5) Sailing A Sinking Ship
If it's a group project and key players are flaking out--barring a legal or financial cost of non-delivery--I'm not going to stick around to salvage the project. I spent a lot of my corporate days being the fixer, the catcher, the patcher, and the cleaner. If I'm not being paid handsomely to play those parts, I am not assuming ownership of someone else's failures. Similarly, if it's a group project and it comes to light that asshats abound, I will bail. It's not worth having my brand/reputation dragged through the mud on a crap product associated with crappier people. Harsh? Maybe. Too damn old to care. 
Note: It's not to say I'll run away if things get complicated; I take my commitments very seriously. However, I've been in this game long enough to recognize collaborative and creative abuse.

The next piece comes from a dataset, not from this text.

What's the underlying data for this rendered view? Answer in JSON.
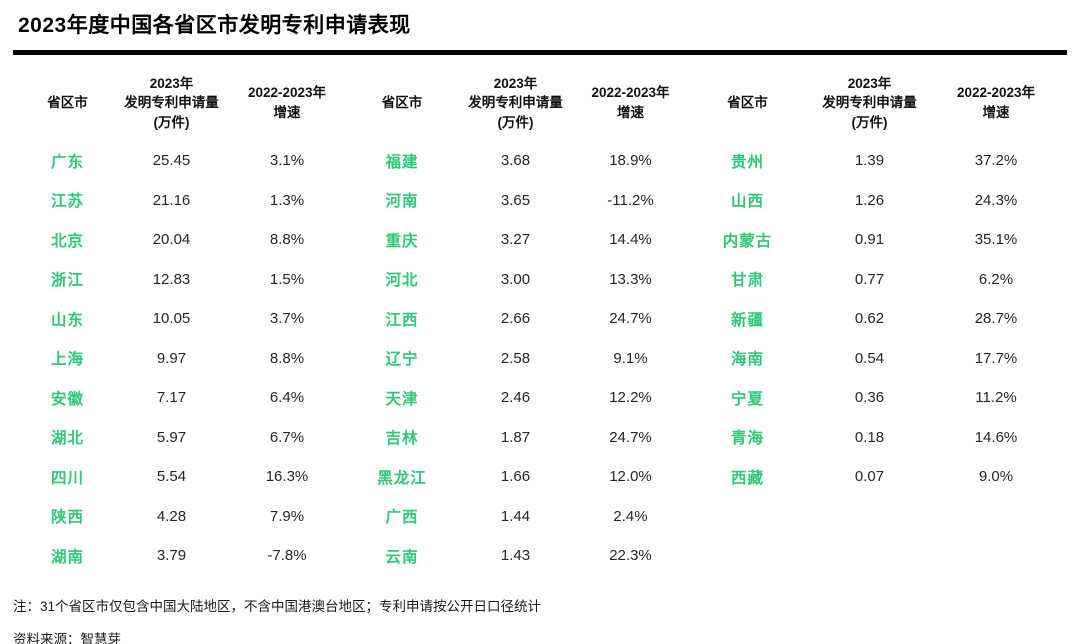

There's no shame in reevaluating a project for its usefulness, its cost (opportunity and financial), or its ROI. That's just smart living. Needs evolve. Strategies evolve. Projects are dumped while others are picked up. If it's not the right project for the goal you want to achieve, then kill it and move on.

Sunday, July 15, 2018

Fish or Cut Bait?

I'm in Denver for the #RWA18 National Conference. I think this sculpture of the dancing ladies is particularly appropriate.

This week's topic at the SFF Seven is Why do you abandon a project? What would make you (or let you) finish it?

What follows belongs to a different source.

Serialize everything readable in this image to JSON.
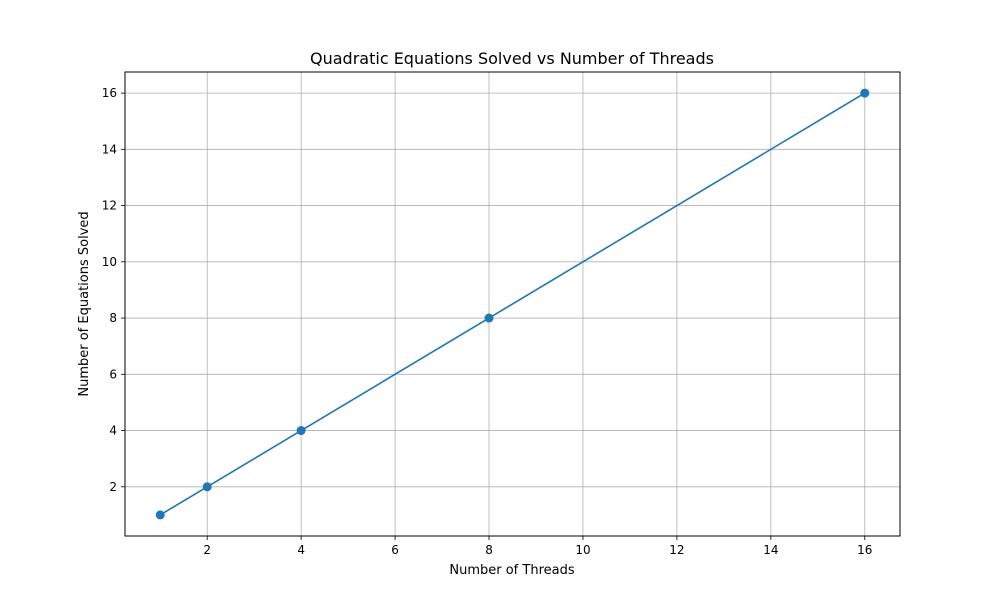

I’m not much for abandoning projects. I don’t ever dramatically burn pages or delete documents. Now, some have gone into the equivalent of purgatory, languishing (possibly forever) in a file folder I may or may not be able to find. Some projects have been organ donors, giving up vital sections so another story may live. Those get laid to rest with reverence and celebration.

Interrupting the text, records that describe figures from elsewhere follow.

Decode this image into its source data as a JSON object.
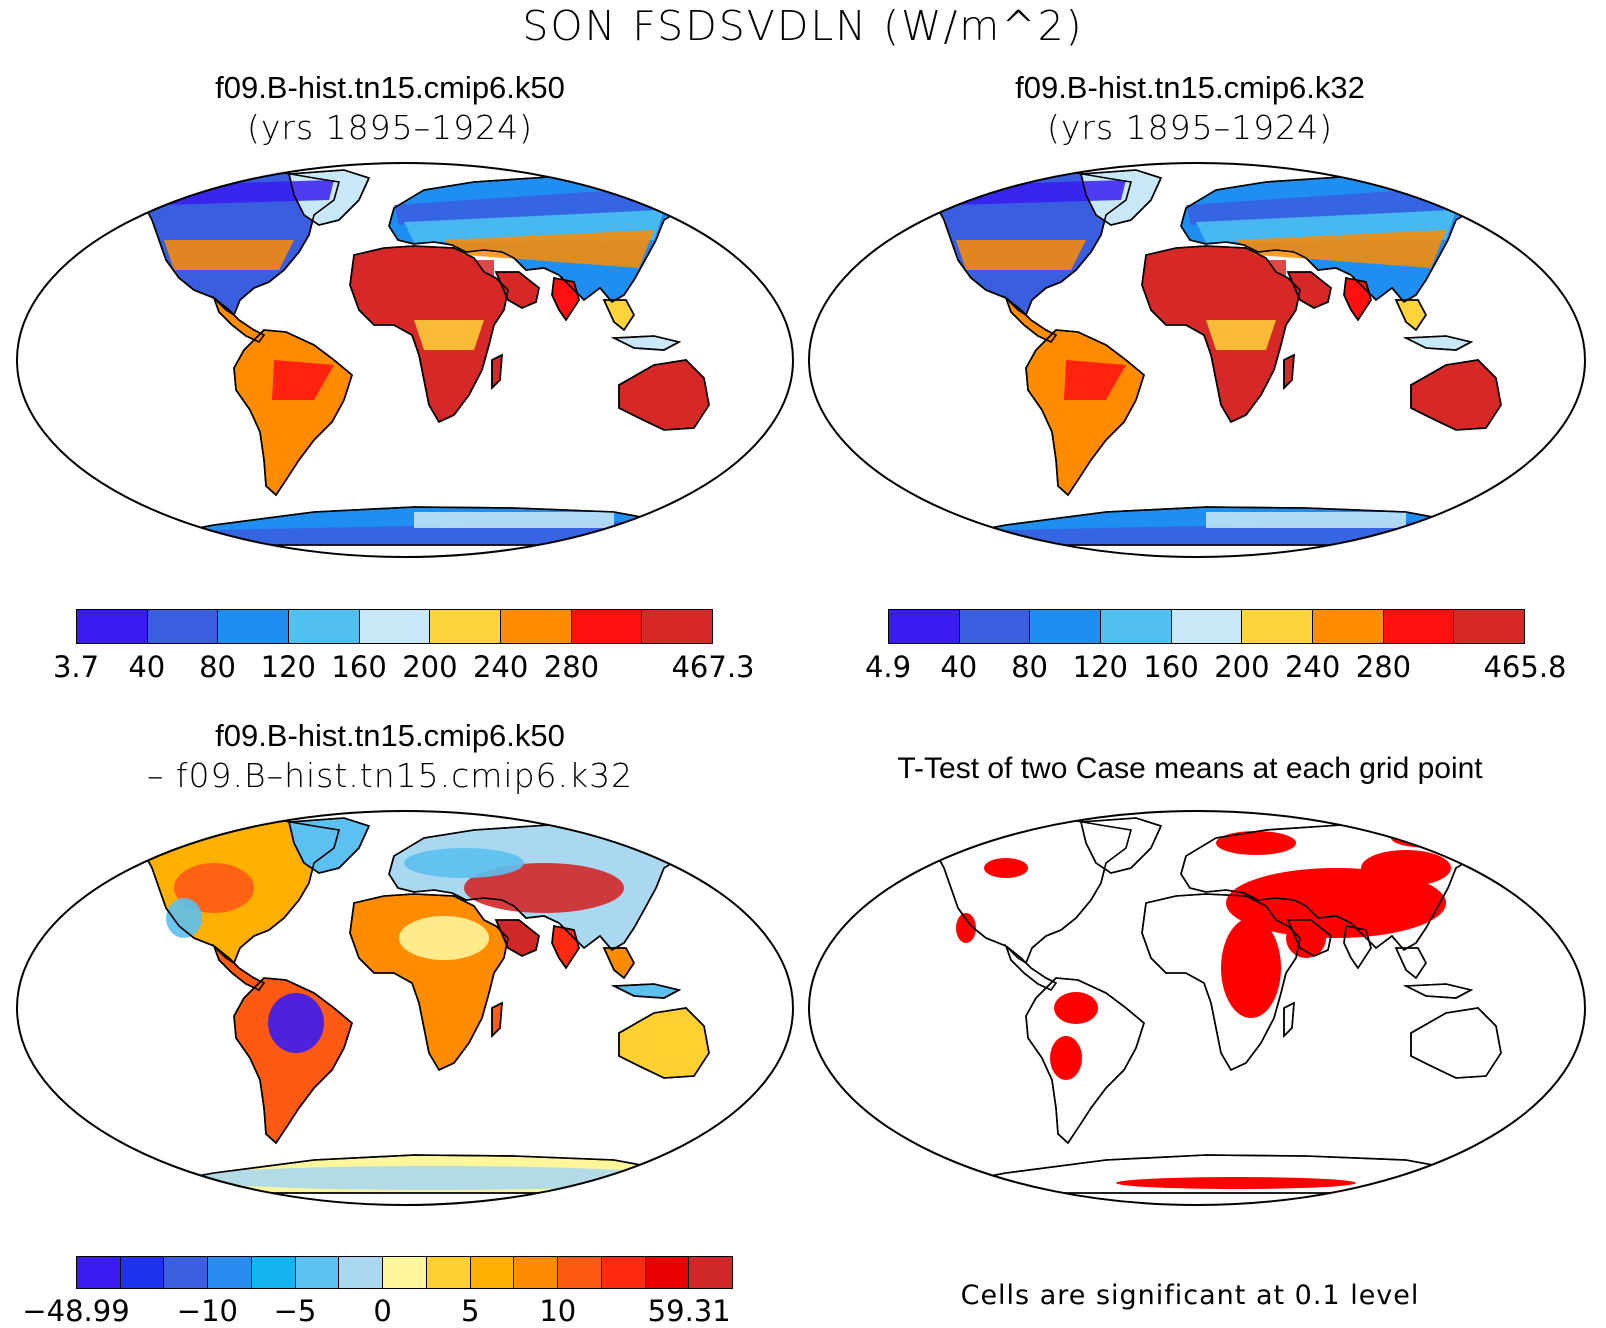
{
  "title": "SON FSDSVDLN (W/m^2)",
  "panels": [
    {
      "id": "k50",
      "title_line1": "f09.B-hist.tn15.cmip6.k50",
      "title_line2": "(yrs 1895–1924)",
      "colorbar": {
        "colors": [
          "#3a1cf0",
          "#3a5ee0",
          "#1e8ff0",
          "#4fc0f0",
          "#c8e8f8",
          "#ffd33a",
          "#ff8c00",
          "#ff1010",
          "#d72828"
        ],
        "tick_labels": [
          "3.7",
          "40",
          "80",
          "120",
          "160",
          "200",
          "240",
          "280",
          "467.3"
        ]
      }
    },
    {
      "id": "k32",
      "title_line1": "f09.B-hist.tn15.cmip6.k32",
      "title_line2": "(yrs 1895–1924)",
      "colorbar": {
        "colors": [
          "#3a1cf0",
          "#3a5ee0",
          "#1e8ff0",
          "#4fc0f0",
          "#c8e8f8",
          "#ffd33a",
          "#ff8c00",
          "#ff1010",
          "#d72828"
        ],
        "tick_labels": [
          "4.9",
          "40",
          "80",
          "120",
          "160",
          "200",
          "240",
          "280",
          "465.8"
        ]
      }
    },
    {
      "id": "diff",
      "title_line1": "f09.B-hist.tn15.cmip6.k50",
      "title_line2": "– f09.B–hist.tn15.cmip6.k32",
      "colorbar": {
        "colors": [
          "#3a1cf0",
          "#1f32f0",
          "#3a60e0",
          "#2b8cf0",
          "#14b4f0",
          "#5cc0f0",
          "#aad8f0",
          "#fff59a",
          "#ffd030",
          "#ffb000",
          "#ff8c00",
          "#ff5a14",
          "#ff2a10",
          "#e60000",
          "#d02828"
        ],
        "tick_labels": [
          "−48.99",
          "−10",
          "−5",
          "0",
          "5",
          "10",
          "59.31"
        ]
      }
    },
    {
      "id": "ttest",
      "title_line1": "T-Test of two Case means at each grid point",
      "footnote": "Cells are significant at 0.1 level",
      "colors": {
        "significant": "#ff0000"
      }
    }
  ]
}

But why do I abandon projects? Usually it has to do with being able to sell them. That’s not the be-all and end-all, as I’ve certainly self-published some projects that were difficult to sell. But if the people who support me aren’t enthusiastic about a project, there’s usually a good reason for it.

As for what it would take for me to finish it, the first and most important reagent in this chemical equation is time. I’d need to be not working on something else. But that’s an oversimplification, because “time” in this sense is truly determined by priorities. In other words, devoting the time to finishing that would have to be more important than working on something else. Often that something else is more immediately marketable, so that would have to alter.

But I can totally see a day when I’ve finished some of my current series and one of these back-burner projects becomes relevant again.

Here’s three projects I abandoned and why – and what it would take for me to pick it up again:

1.     A narrative nonfiction book about my college sorority

My editor said I wasn’t ready to write it and to put it in a drawer for a year. That was 2005 or thereabouts, so 13 years ago. That one could still happen, if I get a yen to go back to nonfiction.

2.     A memoir about my grandparents and their scandalous marriage.

This is something I worked on for my Ucross Foundation Fellowship, a LONG time ago. I’m not entirely sure I know why I put it down. It felt massive at the time and it could be I didn’t have the chops to write it. Same as above.

3.     A twisty shamanistic magic tale

That’s an overly simple way of describing a complex story that would be a lengthy series, if I can get it right. I’ve written the first book twice in one genre – and massively revised several times – and did 100 pages in another. The first time I wrote it, I definitely didn’t have the chops to pull it off. Maybe even the next few times. It will get picked up again, when I feel I can do it justice.

In today’s podcast, I mention the reading Darynda Jones and I did at the SFF Reading Series at Denver’s BookBar last night, and how we discussed the importance of finishing writing projects. It IS critically important for newbie writers to learn to finish a novel or story. But there’s also no shame in realizing you don’t yet have the skills to execute it. The trick, of course and always, is being able to tell the difference. Thus it’s always better to finish it. At least write it and tie it off. Then, if you have to set it aside and write something else to hone your craft, then do that.

Abandoned projects aren’t dead, just sleeping. They’ll wait for you to be ready.